他们晓行夜宿,过了五六天的时间,终于来到云州。

云州是西昌国南面最大的城市。

人烟阜盛,市面繁华,仅次于京城。

一路上,为了行走方便,义兄在他那件奇特的外袍上罩了一件西昌国男子常穿的褐色袍子,同时拿下了黑色银丝面具,向上官滢滢露出他的脸。

浓黑的眉毛,不大不小的眼睛,不高不低的鼻子,极为普通的长相,丢进人群中也找不出来。

上官滢滢凝神看了看,笑说:“这不是义兄的样子。”

义兄有些诧异,“你见过我的样子?”

“没有!不过,我就是知道。”上官滢滢做了个鬼脸。

如果她没有猜错,义兄应该是易了容。

义兄摸了摸自己的下颌,笑道:“算你聪明。”然后扬鞭赶着大车进城了。

他现在的样子,就是个普普通通的车夫。

他们赶着大车来到上官家在云州的宅子。

这是一所比京城的上官府更大的宅子。

“大小姐来了!”

“大小姐来了!”

门子听说是上官滢滢来了,一阵欣喜,忙一声声通传了进去。

很快宅邸的大门四下洞开,赵大掌柜和上官建成一起走了出来。

一看见上官滢滢,上官建成就埋怨道:“滢滢,你可来了!怎么搞的?耽误了这么多天!你母亲的信都送到好几天了,说你早就上路了,却耽误了这么久!是不是在路上去哪贪玩了?我跟你说,这是关系到我们上官家兴衰存亡的大事!你怎么能这样不放在心上?!”

一见面,不问她是不是旅途劳累,这么久没到,是不是路上有事,结果冲口就是怀疑她是不是在路上贪玩!

上官滢滢脸上的笑容淡了淡,道:“爹,我们在路上遇到劫匪,我带的十个护卫为了保护我的小辰,都死了。

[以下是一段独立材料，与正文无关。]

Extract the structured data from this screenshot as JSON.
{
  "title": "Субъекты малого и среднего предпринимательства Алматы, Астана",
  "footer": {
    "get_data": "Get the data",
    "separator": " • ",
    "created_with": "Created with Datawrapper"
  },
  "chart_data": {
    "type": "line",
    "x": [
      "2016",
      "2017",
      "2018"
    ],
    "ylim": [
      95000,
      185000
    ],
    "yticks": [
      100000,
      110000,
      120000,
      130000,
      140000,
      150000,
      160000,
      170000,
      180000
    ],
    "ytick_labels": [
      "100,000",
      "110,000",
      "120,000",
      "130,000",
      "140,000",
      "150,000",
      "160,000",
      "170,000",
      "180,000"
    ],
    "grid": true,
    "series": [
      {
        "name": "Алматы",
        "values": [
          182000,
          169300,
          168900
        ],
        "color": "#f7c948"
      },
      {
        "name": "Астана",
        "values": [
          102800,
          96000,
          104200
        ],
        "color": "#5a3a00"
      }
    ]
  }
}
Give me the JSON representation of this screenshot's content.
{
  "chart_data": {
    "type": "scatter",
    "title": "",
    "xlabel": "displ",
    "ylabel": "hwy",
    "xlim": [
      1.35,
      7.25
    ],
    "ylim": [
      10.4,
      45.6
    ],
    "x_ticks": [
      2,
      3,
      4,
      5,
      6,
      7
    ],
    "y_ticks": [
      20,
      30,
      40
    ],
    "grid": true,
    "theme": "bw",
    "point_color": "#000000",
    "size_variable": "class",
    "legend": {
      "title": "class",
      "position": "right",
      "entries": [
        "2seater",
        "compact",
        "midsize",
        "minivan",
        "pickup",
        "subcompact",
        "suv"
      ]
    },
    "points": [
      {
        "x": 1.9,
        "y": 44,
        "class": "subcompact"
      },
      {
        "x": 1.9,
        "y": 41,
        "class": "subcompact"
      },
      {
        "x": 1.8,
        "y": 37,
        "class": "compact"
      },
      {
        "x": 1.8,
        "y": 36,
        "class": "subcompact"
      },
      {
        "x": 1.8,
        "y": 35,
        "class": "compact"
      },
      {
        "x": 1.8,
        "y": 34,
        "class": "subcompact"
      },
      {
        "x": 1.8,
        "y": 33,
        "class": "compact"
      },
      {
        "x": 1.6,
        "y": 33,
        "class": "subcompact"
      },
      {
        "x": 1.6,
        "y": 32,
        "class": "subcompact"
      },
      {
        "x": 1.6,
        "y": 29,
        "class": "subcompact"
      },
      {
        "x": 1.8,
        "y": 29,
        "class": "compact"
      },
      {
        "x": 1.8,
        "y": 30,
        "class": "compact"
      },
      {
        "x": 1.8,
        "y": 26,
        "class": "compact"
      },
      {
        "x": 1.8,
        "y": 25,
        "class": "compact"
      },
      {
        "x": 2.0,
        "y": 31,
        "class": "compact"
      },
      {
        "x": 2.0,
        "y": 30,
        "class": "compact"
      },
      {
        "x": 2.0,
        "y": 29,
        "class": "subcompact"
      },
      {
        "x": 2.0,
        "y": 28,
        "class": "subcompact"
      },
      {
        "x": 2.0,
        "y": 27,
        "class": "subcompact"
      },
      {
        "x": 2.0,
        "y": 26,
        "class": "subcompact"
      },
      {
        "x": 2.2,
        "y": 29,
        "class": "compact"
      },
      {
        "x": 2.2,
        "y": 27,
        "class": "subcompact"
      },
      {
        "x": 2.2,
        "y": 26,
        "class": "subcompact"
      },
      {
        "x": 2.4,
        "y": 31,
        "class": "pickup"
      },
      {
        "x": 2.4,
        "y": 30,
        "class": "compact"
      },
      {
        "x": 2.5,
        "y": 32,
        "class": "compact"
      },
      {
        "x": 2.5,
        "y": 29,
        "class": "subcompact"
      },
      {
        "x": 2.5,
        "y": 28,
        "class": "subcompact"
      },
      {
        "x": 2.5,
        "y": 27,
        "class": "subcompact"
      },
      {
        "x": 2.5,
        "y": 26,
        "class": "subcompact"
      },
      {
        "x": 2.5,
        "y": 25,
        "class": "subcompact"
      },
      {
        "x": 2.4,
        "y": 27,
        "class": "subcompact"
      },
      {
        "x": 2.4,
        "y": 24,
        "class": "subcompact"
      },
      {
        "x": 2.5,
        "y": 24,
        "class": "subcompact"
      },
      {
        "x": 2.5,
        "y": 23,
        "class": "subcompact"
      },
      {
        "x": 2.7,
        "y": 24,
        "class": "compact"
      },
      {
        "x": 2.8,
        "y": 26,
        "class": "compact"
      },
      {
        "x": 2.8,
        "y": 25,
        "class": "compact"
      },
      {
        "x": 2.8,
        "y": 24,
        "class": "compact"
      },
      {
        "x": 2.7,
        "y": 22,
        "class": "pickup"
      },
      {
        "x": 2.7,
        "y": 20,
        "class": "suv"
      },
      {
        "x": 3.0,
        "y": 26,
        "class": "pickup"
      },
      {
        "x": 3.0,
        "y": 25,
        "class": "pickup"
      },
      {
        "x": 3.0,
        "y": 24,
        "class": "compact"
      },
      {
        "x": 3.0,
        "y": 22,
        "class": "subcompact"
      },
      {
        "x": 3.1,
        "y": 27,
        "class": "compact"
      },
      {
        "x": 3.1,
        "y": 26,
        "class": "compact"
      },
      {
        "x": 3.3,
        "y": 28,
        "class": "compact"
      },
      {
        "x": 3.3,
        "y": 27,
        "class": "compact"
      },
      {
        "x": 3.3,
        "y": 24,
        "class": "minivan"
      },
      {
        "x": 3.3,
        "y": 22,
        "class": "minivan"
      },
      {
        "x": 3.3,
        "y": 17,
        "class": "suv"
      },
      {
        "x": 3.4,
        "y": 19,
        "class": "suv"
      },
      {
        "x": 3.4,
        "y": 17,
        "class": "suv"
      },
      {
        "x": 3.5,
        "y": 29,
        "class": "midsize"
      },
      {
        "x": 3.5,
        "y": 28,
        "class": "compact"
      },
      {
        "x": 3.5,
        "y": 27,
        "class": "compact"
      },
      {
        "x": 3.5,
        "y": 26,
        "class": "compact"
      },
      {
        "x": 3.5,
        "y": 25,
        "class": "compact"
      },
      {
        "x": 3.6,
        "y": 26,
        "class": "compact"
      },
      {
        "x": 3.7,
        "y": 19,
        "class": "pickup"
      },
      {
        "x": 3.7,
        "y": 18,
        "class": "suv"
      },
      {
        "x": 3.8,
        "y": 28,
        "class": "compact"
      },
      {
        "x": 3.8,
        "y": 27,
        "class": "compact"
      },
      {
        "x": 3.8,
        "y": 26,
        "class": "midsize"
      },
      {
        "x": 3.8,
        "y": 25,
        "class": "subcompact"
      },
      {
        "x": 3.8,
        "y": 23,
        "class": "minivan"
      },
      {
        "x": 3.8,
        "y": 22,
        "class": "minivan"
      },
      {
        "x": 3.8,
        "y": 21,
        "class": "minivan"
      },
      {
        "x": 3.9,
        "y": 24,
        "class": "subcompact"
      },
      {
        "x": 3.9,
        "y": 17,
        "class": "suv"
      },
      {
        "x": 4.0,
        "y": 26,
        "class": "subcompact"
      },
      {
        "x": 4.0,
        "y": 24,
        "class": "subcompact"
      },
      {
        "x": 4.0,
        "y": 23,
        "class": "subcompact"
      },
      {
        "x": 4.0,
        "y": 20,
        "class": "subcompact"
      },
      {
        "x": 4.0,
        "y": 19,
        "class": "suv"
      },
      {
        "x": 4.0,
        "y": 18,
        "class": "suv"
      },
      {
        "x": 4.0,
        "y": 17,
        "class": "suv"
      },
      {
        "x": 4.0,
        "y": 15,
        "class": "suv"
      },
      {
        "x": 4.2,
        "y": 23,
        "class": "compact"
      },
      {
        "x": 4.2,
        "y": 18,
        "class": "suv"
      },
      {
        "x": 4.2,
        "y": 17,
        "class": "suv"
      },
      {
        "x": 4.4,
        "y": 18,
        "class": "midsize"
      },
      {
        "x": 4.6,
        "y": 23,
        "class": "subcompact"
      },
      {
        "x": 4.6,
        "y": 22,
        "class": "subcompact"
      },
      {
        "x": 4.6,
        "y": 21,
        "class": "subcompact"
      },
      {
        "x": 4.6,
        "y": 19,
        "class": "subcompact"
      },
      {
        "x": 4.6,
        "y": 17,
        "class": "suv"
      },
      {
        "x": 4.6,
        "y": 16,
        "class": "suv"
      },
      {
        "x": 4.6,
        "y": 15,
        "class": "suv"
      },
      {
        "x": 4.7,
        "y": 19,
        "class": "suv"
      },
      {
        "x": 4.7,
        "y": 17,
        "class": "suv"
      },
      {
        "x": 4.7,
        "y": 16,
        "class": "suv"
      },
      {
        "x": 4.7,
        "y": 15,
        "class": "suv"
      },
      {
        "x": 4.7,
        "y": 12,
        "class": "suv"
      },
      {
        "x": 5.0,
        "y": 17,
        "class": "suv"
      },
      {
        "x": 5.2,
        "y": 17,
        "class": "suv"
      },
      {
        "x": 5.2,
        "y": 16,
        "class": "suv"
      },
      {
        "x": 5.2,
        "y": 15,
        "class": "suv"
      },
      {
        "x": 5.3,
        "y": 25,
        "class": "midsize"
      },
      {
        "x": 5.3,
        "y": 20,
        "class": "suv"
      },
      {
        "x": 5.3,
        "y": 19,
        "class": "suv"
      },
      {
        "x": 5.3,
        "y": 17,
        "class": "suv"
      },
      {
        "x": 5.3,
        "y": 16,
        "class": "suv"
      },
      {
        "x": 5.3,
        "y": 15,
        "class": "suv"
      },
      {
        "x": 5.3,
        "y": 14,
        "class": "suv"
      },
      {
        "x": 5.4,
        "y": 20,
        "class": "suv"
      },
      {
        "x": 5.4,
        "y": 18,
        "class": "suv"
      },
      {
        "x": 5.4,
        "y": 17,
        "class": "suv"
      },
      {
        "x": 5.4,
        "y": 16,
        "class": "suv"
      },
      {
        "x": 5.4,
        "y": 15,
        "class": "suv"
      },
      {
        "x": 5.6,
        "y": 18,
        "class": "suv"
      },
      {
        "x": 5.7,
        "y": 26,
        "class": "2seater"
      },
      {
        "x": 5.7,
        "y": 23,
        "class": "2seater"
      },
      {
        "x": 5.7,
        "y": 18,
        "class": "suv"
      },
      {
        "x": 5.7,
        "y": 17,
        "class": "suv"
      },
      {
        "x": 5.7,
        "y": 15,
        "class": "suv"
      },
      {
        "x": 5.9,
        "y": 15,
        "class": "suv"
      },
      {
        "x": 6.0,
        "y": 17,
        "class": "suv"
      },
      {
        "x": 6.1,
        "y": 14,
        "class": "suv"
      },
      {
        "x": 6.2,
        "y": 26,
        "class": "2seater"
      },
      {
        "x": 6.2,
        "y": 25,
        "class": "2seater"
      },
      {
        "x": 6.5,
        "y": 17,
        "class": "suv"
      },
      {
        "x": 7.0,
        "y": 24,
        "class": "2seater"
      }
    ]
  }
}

您还是准备银子,准备安抚他们的家人吧。”

上官滢滢打算把这十户人家都养起来。

上官建成愣了愣,“劫匪?你不是骗我的吧?谁能证明?”

上官滢滢被气笑了,道:“证明?您竟然不相信我?您要什么证明?我带您去看看我们家护卫的坟,算不算证明?还有,如果您还不信,可以把坟刨开……”

上官建成还要说话,赵大掌柜眸光一闪,走过来对上官滢滢躬身道:“大小姐辛苦了。路上遇到劫匪,你们还能逃出来,当真是福大命大!是我们上官家祖上显灵啊!”

上官建成这才信了上官滢滢的话,皱眉道:“这些匪徒实在是太胆大包天了,连朱相府的人都敢动手!”说着,又问上官滢滢:“你带了朱相府的谁来了?是不是你大舅?还是你大表哥?”